From my boyish days I had always felt a great perplexity on one point in Macbeth: it was this: the knocking at the gate, which succeeds to the murder of Duncan, produced to my feelings an effect for which I never could account: the effect was – that it reflected back upon the murder a peculiar awfulness and a depth of solemnity: yet, however obstinately I endeavoured with my understanding to comprehend this, for many years I never could see why it should produce such an effect.
In its concern with “effects,” De Quincey’s “psychological criticism” is a mode of “reader response” criticism. The nature of the critical inquiry that he brings to Shakespeare is one grounded in his “boyish days” when literary aporia began to gather in mysterious involutes.

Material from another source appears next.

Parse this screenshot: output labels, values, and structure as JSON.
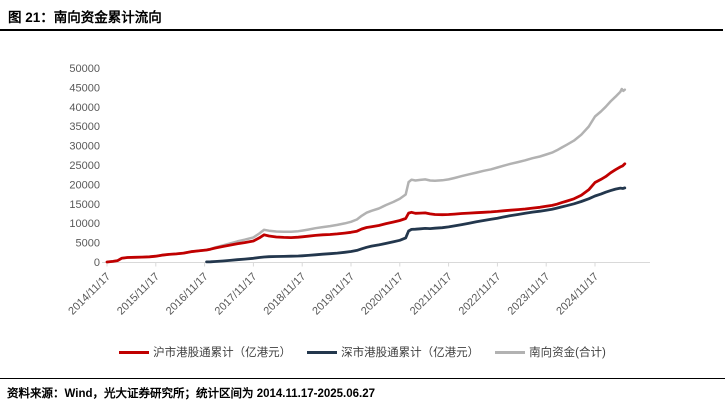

Why the porter’s scene should have the power to contribute “a peculiar awfulness and a depth of solemnity” to Duncan’s murder, De Quincey explains, finally became clear to him when he read the account of the Ratcliffe Highway murders. On that occasion, while Williams was still lurking in the Marr’s house, having already slit the throats of Marr, his wife, the apprentice boy, and even the infant in its cradle, the servant-girl returned from an errand and knocked at the door. With this actual occurrence of the very incident “which the genius of Shakespeare had invented,” De Quincey gains insight into the mystery of the involute:
The murderers, and the murder, must be insulated – cut off by an unmeasurable gulf from the ordinary tides of human affairs – locked up and sequestered in some deep recess: we must be made sensible that the world of ordinary life is suddenly arrested – laid asleep – tranced – racked into a dread armistice: time must be annihilated; relation to things without abolished; and all must pass self-withdrawn into a deep syncope and suspension of earthly passion. Hence it is that when the deed is done – when the work of darkness is perfect, then the world of darkness passes away like a pageantry in the clouds: the knocking at the gate is heard; and it makes known audibly that the reaction has commenced: the human has made its reflux on the fiendish: the pulses of life are beginning to beat again: the re-establishment of the goings-on of the world in which we live, first makes us profoundly sensible of the awful parenthesis that had suspended them.
His literary criticism, De Quincey repeatedly insists, is built upon a foundation of psychology. He approaches Shakespeare as a playwright whose power derived from penetrating psychological insight into character. De Quincey, as we have seen, describes the method of “On the Knocking at the Gate in Macbeth” as “psychological criticism,” and he introduces his article on Shakespeare for the Encyclopaedia Britannica as a “psychological biography.”